3) Talk more about writing - I should get more into the habit of letting it all hang out and talk about where I am with my novel, which for now, I'll still reveal here as [The Obscure Opus]. Doing stuff like that should give me a reality check on where things stand with things. I should actually add features to the musings section of Gallowmere.

4) Get healthier - This one isn't as much of a biggie. I mean, I'm not a biggie, and I doubt I'm heading on that path since I'm a vegetarian, and I don't really have a massive appetite. Nonetheless, I should work out and go running more. Haruki Murakami (who I'm not ashamed to say is my idol) says he jogs every day after writing, and it's what helps him have the stamina he needs to engage long bouts of writing, and accessing the many "drawers" in his deep imagination.
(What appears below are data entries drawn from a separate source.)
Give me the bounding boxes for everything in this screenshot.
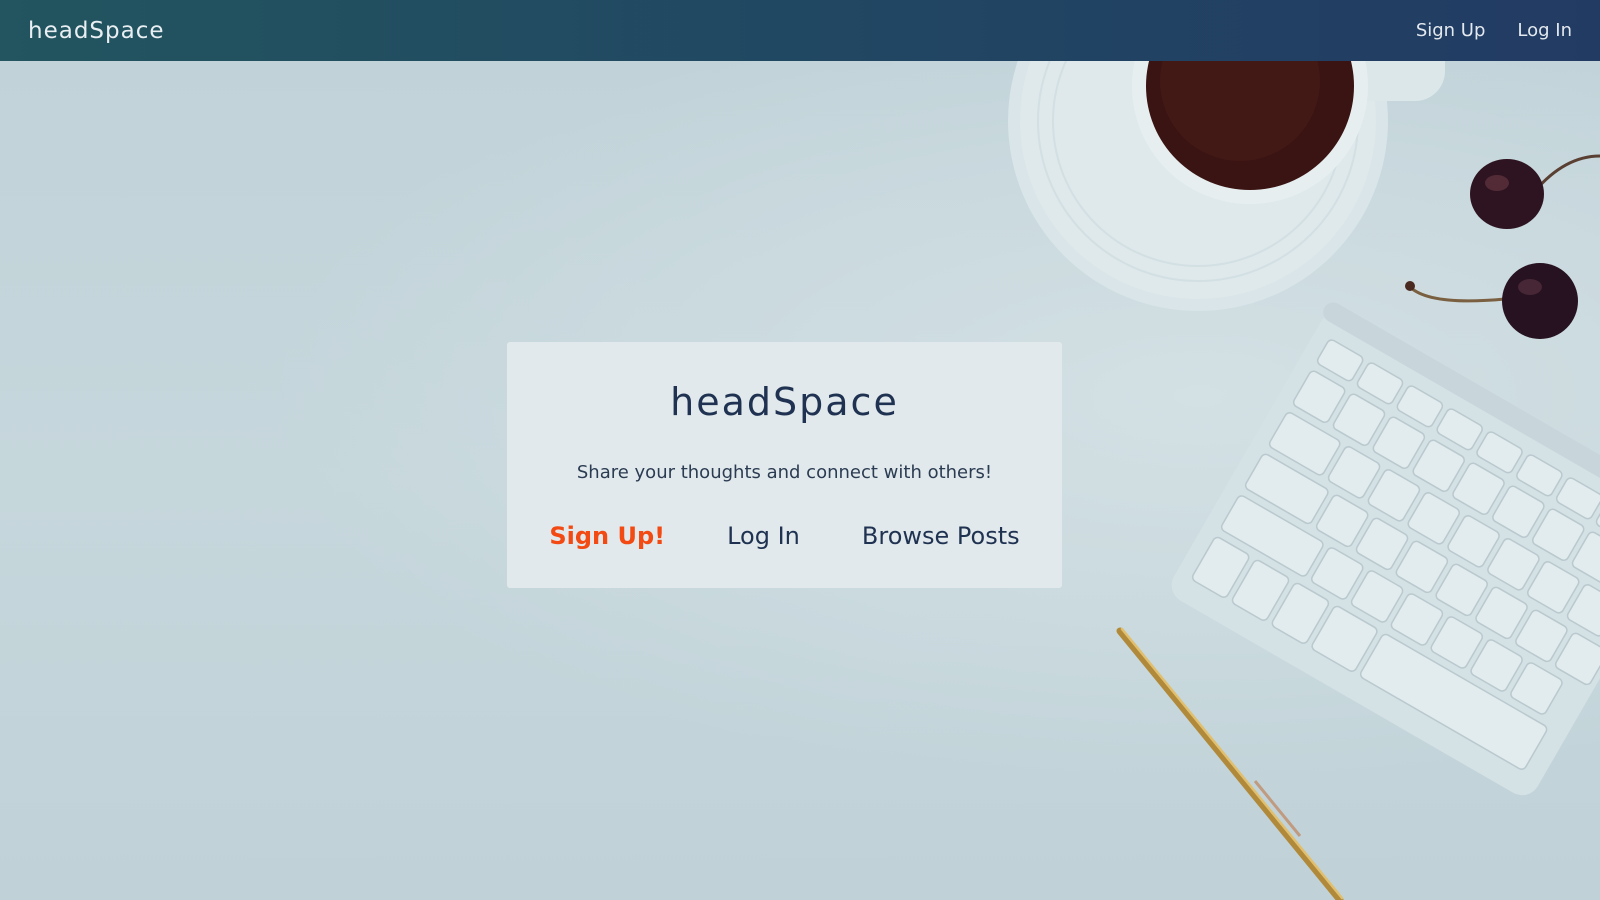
- coffee-cup-icon: [1008, 61, 1445, 311]
- keyboard-icon: [1171, 302, 1600, 796]
- nav-sign-up-link[interactable]: Sign Up: [1416, 20, 1486, 41]
- hero-card: headSpace Share your thoughts and connec…: [507, 342, 1062, 588]
- log-in-button[interactable]: Log In: [727, 522, 800, 550]
- hero-title: headSpace: [670, 380, 899, 424]
- browse-posts-button[interactable]: Browse Posts: [862, 522, 1020, 550]
- nav-log-in-link[interactable]: Log In: [1517, 20, 1572, 41]
- navbar: headSpace Sign Up Log In: [0, 0, 1600, 61]
- cherries-icon: [1405, 154, 1600, 339]
- nav-links: Sign Up Log In: [1416, 20, 1572, 41]
- hero-actions: Sign Up! Log In Browse Posts: [507, 522, 1062, 550]
- hero-subtitle: Share your thoughts and connect with oth…: [576, 462, 993, 483]
- brand-logo[interactable]: headSpace: [28, 18, 165, 44]
- sign-up-button[interactable]: Sign Up!: [549, 522, 665, 550]
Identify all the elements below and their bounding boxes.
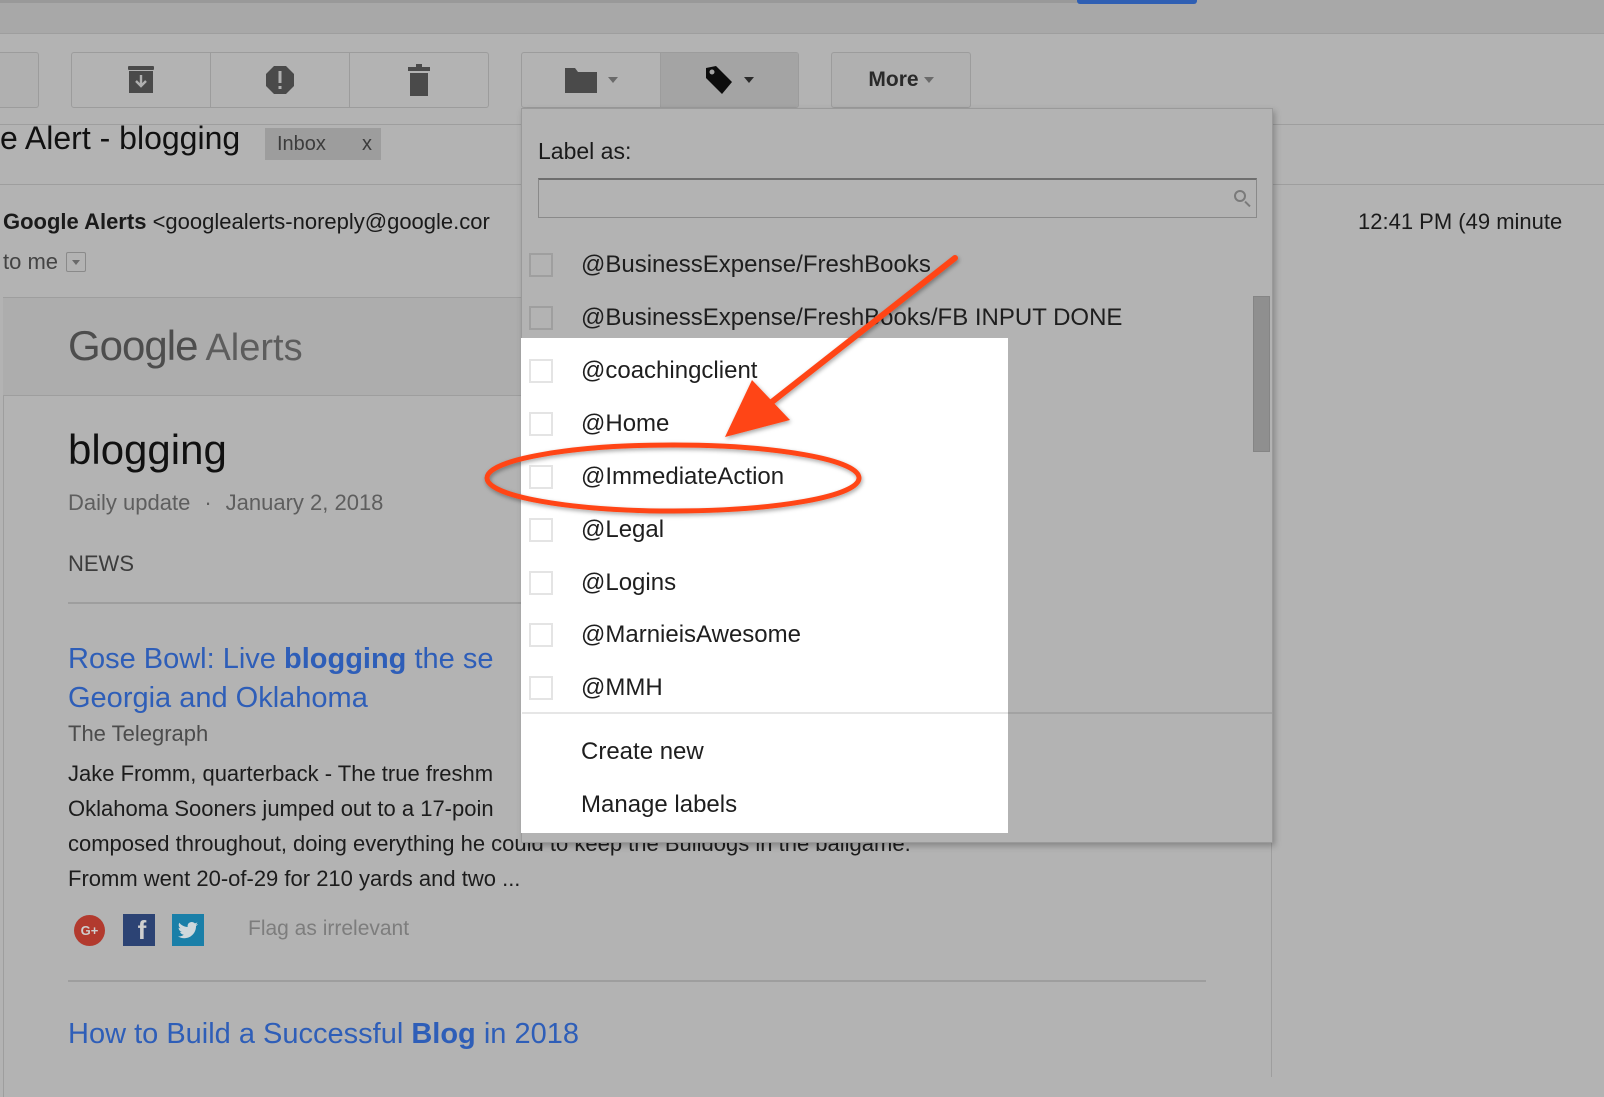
top-bar — [0, 0, 1604, 34]
inbox-chip-label: Inbox — [277, 132, 326, 155]
article-link[interactable]: Rose Bowl: Live blogging the se Georgia … — [68, 640, 493, 718]
label-checkbox[interactable] — [529, 305, 553, 330]
sender-name: Google Alerts — [3, 209, 147, 234]
label-menu-heading: Label as: — [538, 138, 632, 164]
label-name: @ImmediateAction — [581, 462, 785, 490]
label-option[interactable]: @MMH — [529, 661, 1229, 714]
article-source: The Telegraph — [68, 721, 209, 746]
article-link[interactable]: How to Build a Successful Blog in 2018 — [68, 1018, 579, 1051]
label-list-scrollbar[interactable] — [1253, 296, 1270, 452]
action-button-group — [71, 52, 489, 108]
recipient-label: to me — [3, 249, 59, 274]
snippet-line: Fromm went 20-of-29 for 210 yards and tw… — [68, 866, 521, 891]
article-title-part: the se — [406, 643, 494, 675]
logo-alerts: Alerts — [205, 327, 303, 369]
manage-labels-button[interactable]: Manage labels — [581, 791, 737, 819]
article-title-part: Georgia and Oklahoma — [68, 682, 368, 714]
more-button[interactable]: More — [831, 52, 971, 108]
alert-date: January 2, 2018 — [225, 490, 384, 515]
search-icon — [1234, 190, 1246, 202]
labels-button[interactable] — [660, 53, 798, 107]
label-option[interactable]: @BusinessExpense/FreshBooks — [529, 238, 1229, 291]
label-option[interactable]: @MarnieisAwesome — [529, 608, 1229, 661]
report-spam-button[interactable] — [211, 53, 350, 107]
label-checkbox[interactable] — [529, 411, 553, 436]
label-checkbox[interactable] — [529, 464, 553, 489]
label-option[interactable]: @Legal — [529, 503, 1229, 556]
alert-meta: Daily update · January 2, 2018 — [68, 490, 383, 516]
label-option[interactable]: @coachingclient — [529, 344, 1229, 397]
report-spam-icon — [266, 66, 294, 94]
folder-icon — [564, 68, 597, 93]
facebook-icon[interactable]: f — [123, 914, 155, 946]
label-tag-icon — [706, 66, 733, 94]
label-option[interactable]: @BusinessExpense/FreshBooks/FB INPUT DON… — [529, 291, 1229, 344]
organize-button-group — [521, 52, 799, 108]
move-to-button[interactable] — [522, 53, 661, 107]
top-divider — [0, 0, 1080, 3]
article-title-keyword: blogging — [284, 643, 407, 675]
twitter-bird-glyph — [178, 921, 198, 938]
label-name: @Home — [581, 409, 670, 437]
menu-divider — [522, 712, 1008, 714]
article-title-part: How to Build a Successful — [68, 1018, 412, 1050]
remove-label-icon[interactable]: x — [362, 133, 372, 156]
label-name: @MMH — [581, 673, 663, 701]
meta-separator: · — [204, 490, 212, 515]
google-alerts-logo: Google Alerts — [68, 322, 303, 370]
archive-button[interactable] — [72, 53, 211, 107]
label-name: @Logins — [581, 568, 677, 596]
label-option[interactable]: @Logins — [529, 556, 1229, 609]
flag-irrelevant-link[interactable]: Flag as irrelevant — [248, 917, 409, 941]
chevron-down-icon — [607, 77, 618, 83]
label-search-input[interactable] — [538, 178, 1257, 218]
label-checkbox[interactable] — [529, 570, 553, 595]
alert-query-title: blogging — [68, 426, 227, 473]
more-label: More — [868, 68, 919, 91]
label-option-immediate-action[interactable]: @ImmediateAction — [529, 450, 1229, 503]
chevron-down-icon — [923, 77, 934, 83]
delete-button[interactable] — [350, 53, 488, 107]
label-checkbox[interactable] — [529, 252, 553, 277]
label-checkbox[interactable] — [529, 622, 553, 647]
label-name: @coachingclient — [581, 356, 758, 384]
label-name: @BusinessExpense/FreshBooks — [581, 250, 931, 278]
email-subject: e Alert - blogging — [0, 120, 241, 156]
logo-google: Google — [68, 322, 198, 369]
create-new-label-button[interactable]: Create new — [581, 738, 704, 766]
trash-icon — [408, 64, 430, 96]
label-name: @BusinessExpense/FreshBooks/FB INPUT DON… — [581, 303, 1123, 331]
label-checkbox[interactable] — [529, 358, 553, 383]
article-divider — [68, 980, 1206, 982]
article-title-keyword: Blog — [411, 1018, 476, 1050]
label-option[interactable]: @Home — [529, 397, 1229, 450]
select-button[interactable] — [0, 52, 39, 108]
menu-divider — [1008, 712, 1272, 714]
google-plus-icon[interactable]: G+ — [74, 915, 105, 946]
show-details-button[interactable] — [66, 252, 87, 272]
active-tab-indicator — [1077, 0, 1197, 4]
section-heading: NEWS — [68, 551, 134, 576]
sender: Google Alerts <googlealerts-noreply@goog… — [3, 209, 490, 235]
article-title-part: Rose Bowl: Live — [68, 643, 284, 675]
twitter-icon[interactable] — [172, 914, 204, 946]
sender-email: <googlealerts-noreply@google.cor — [152, 209, 490, 234]
label-name: @MarnieisAwesome — [581, 620, 801, 648]
chevron-down-icon — [744, 77, 755, 83]
email-timestamp: 12:41 PM (49 minute — [1358, 209, 1563, 234]
alert-frequency: Daily update — [68, 490, 191, 515]
article-title-part: in 2018 — [475, 1018, 579, 1050]
label-checkbox[interactable] — [529, 675, 553, 700]
chevron-down-icon — [72, 259, 81, 265]
inbox-label-chip[interactable]: Inbox x — [265, 128, 381, 160]
archive-icon — [128, 66, 154, 93]
recipient-line: to me — [3, 249, 87, 275]
label-checkbox[interactable] — [529, 517, 553, 542]
label-name: @Legal — [581, 515, 665, 543]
It did work for me when I kept up a running regiment. I have to get back into things again.

5) Be more gregarious/be more reticent and solitary - I can do without people for great deals of time. Solitude is my best friend at times, which, only until a few years ago, I discovered wasn't a common thing. I didn't have much time to be alone last year. There was always something to do, or someone around, and that made my head feel all clouded. When I get a good period of peace, quiet, and solitude, my thoughts get to flourish. Still, I need to also be more gregarious and be in the company of others and in their contact so that I never get embarrassingly "out of touch". So I'll have to work on a balancing act for that one.

That's all I can think of for now. Whether or not I'll succumb to the most natural aspect of human nature (i.e. failure), only time will tell. This year could throw anything in my direction. I look forward to all the crazy global fuckups which will take place over the year. I wonder if we'll manage to actually blow ourselves out of existence... Oh wait, conspiracy nut forecasts say that's 2012. We'll see what actually happens.

Ladies and Gentlemen place your bets! All or nothing!